Jérôme Pécresse, le mari de Valérie
© Vincent Capman
Dans les hautes sphères de l’Etat, on parle beaucoup des « femmes de ». Mais qui sont les « hommes de » ? Cet été, Match mène l’enquête.
Le discret Jérôme Pécresse est réticent à l’exercice. « Je ne vis pas du tout comme un mari de ministre. Notre vie personnelle n’a quasiment pas été affectée », explique-t-il. La ministre de l’Enseignement supérieur et de la Recherche confirme : « C’est tout sauf un prince consort. Il ne m’accompagne pas partout. Plutôt que de venir dans un meeting, il préférera toujours rester avec les enfants. Nous avons des vies professionnelles très séparées. »
En effet, Jérôme Pécresse est directeur général délégué d’Imerys. Cette entreprise – 17 000 salariés et une capitalisation de 3,2 milliards d’euros – compte parmi les leaders mondiaux de la production et de la transformation des minéraux industriels. Il y est entré il y a douze ans, recruté par Patrick Kron, polytechnicien comme lui, alors patron. « J’ai eu beaucoup de plaisir à travailler avec lui. Dynamique, il a énormément d’idées », confie celui qui est devenu P-DG d’Alstom.

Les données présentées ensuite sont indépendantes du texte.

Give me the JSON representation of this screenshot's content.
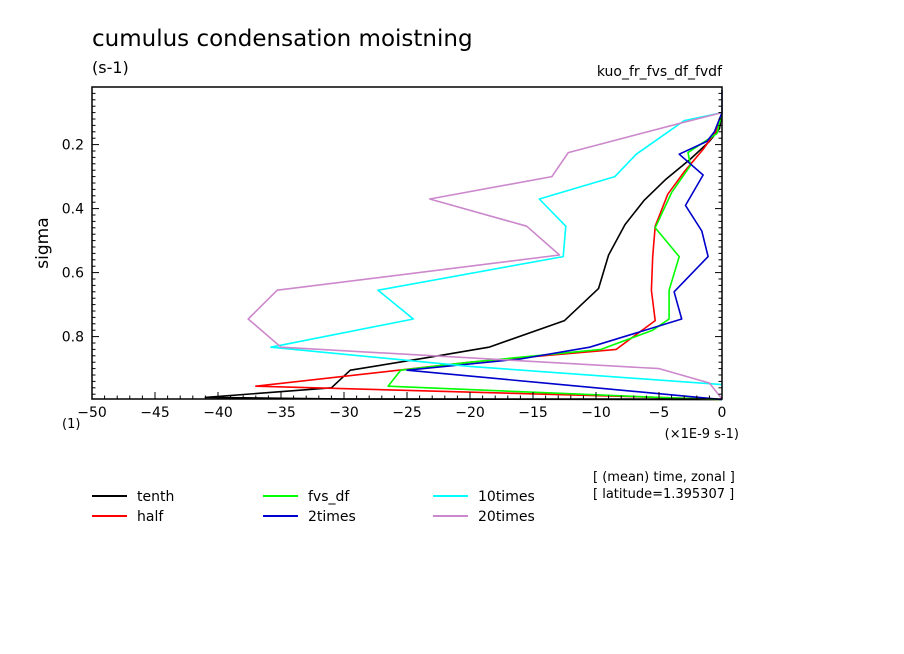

« Ce pur produit du système académique français », tel qu’il se définit, grandit à Versailles – où le couple habite toujours – dans une famille de profs de lettres, avec un frère aîné aujourd’hui éditorialiste aux « Echos ». Pendant les soirées étudiantes sur le plateau de Saclay, il croise Valérie Roux, élève à HEC et future énarque. Ils se retrouvent plusieurs années plus tard. « Je vais à un mariage persuadé que mon copain va épouser Valérie. En fait, elle était témoin. Ce fut un coup de foudre », se souvient-il. Dans la foulée, ils se marient le 6 août 1994, en Corrèze, sur la terre de la famille Pécresse. « C’est apparu comme une évidence, nous nous croisions depuis des années, explique Valérie Pécresse. Les décisions les plus importantes ne sont pas forcément celles que l’on met le plus de temps à prendre. Nos amis, surpris, nous donnaient six mois. En guise de félicitations, ils me souhaitaient bonne chance. Nous sommes mariés depuis seize ans... » Baptiste, l’aîné de leurs trois enfants, naît deux ans plus tard.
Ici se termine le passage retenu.